In May 1887, when a missionary to North Africa asked at a religious meeting if God was calling anyone to North Africa, Trotter rose and said, "He is calling me." On 14 July, her thirty-fourth birthday, she applied as a candidate to the North African Mission, and although her application was rejected because she was unable to pass its health examination, the Mission decided to allow her to "work in harmony" with the society without being an official member. Nine months later, in March 1888, Trotter and two other financially independent women – including Blanche Haworth – arrived in Algiers.
Trotter recalled, "Three of us stood there, looking at our battle-field, none of us fit to pass a doctor for any society, not knowing a soul in the place, or a sentence of Arabic or a clue for beginning work on untouched ground; we only knew we had to come. Truly if God needed weakness, He had it!"
Lilias spent 40 years in Algeria. Beginning the work was incredibly difficult, but by 1920, there were thirty full-time workers and fifteen preaching stations. Trotter became the reluctant, but unchallenged, leader of the group, which in 1907 was named the Algiers Mission Band.
Trotter was a "prodigious writer," filling a journal page nearly every day for forty years and illustrating the world around her with sketches and watercolors. From these efforts came several books of somewhat flowery and mystical prose, including Parables of the Cross and Parables of the Christ-life. Though she considered orthodox Islam "dry as the dune, hard as the gravel," she responded to the "sincere hunger for things of the spirit" in the Sufi mystics and wrote for them The Way of the Sevenfold Secret as a devotional guide based on the seven "I am" statements found in the Gospel of John.

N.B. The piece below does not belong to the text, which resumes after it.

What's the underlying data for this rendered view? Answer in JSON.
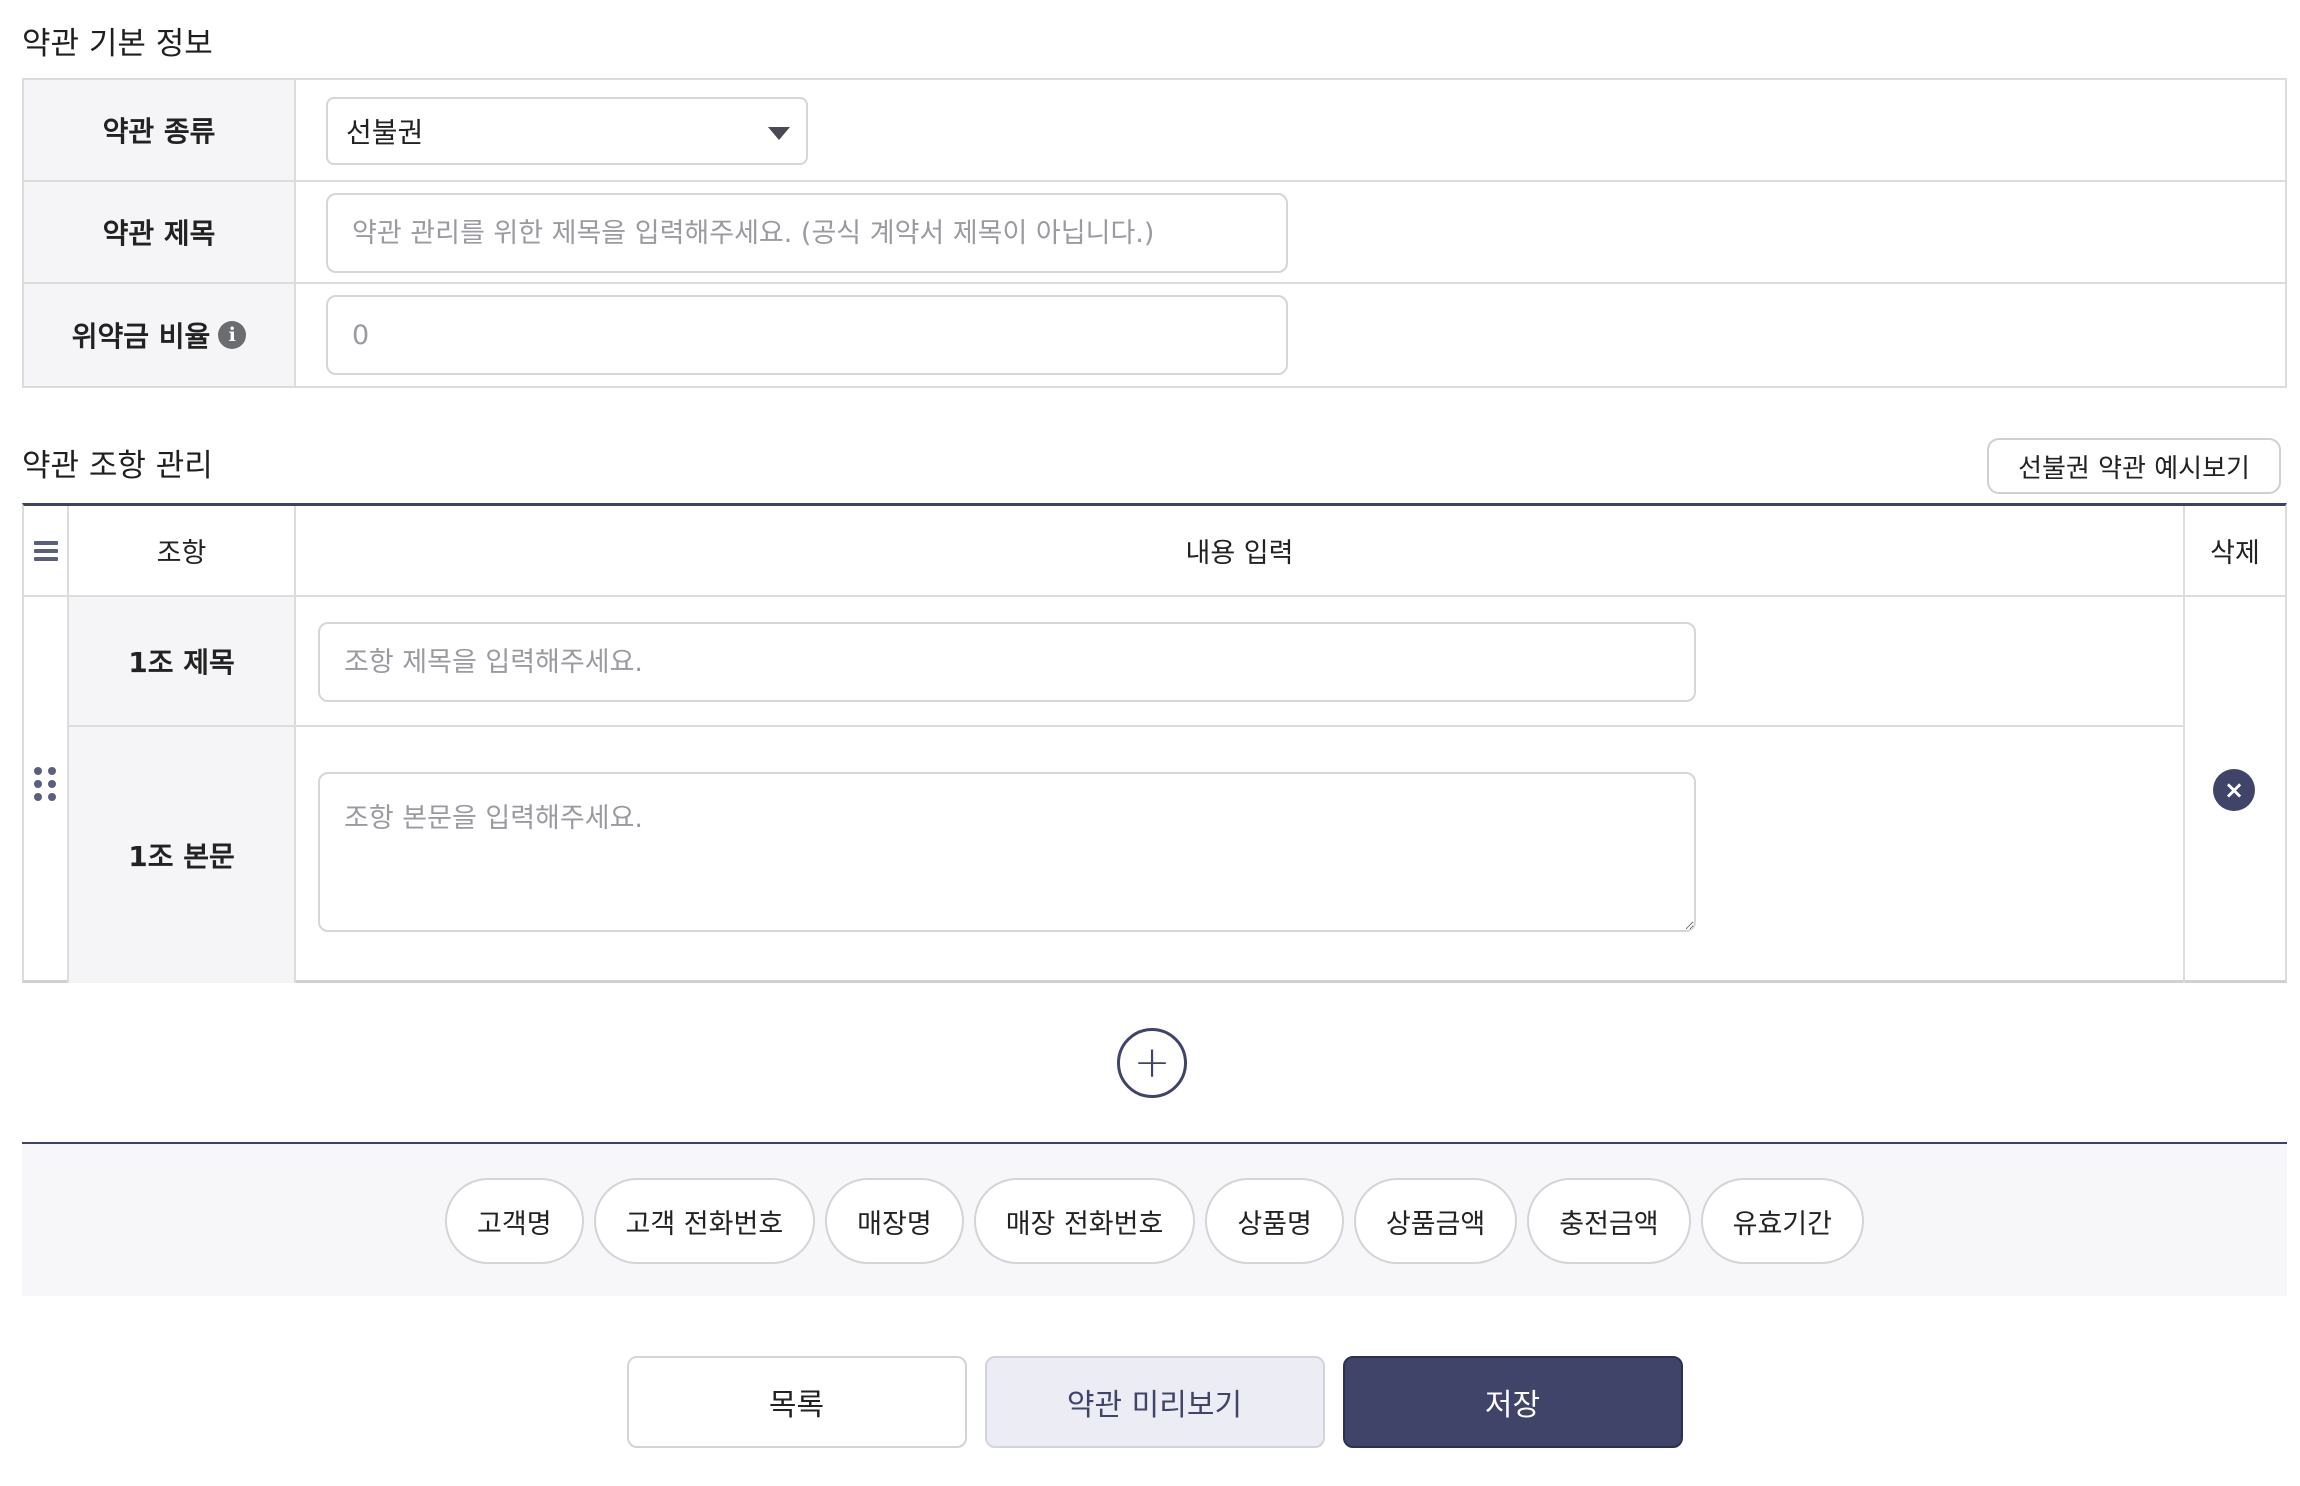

Confined to bed during her last years, Trotter devoted herself to prayer, writing, and sketching while continuing to manage the affairs of the Algiers Mission Band as best she could. As her body failed, her mind remained clear, even at the end asking prayer for the strength to dictate a letter to Amy Carmichael of India, with whom she had regular correspondence. While attendants sang a hymn, she exclaimed, "A chariot and six horses."
"You are seeing beautiful things," someone asked. "Yes," she said, "many, many beautiful things."
DOCUMENTARY FILM
In 2015, Oxvision Films released a feature-length documentary, Many Beautiful Things: The Life and Vision of Lilias Trotter, starring Michelle Dockery as the voice of Lilias Trotter and John Rhys-Davies as the voice of her mentor John Ruskin.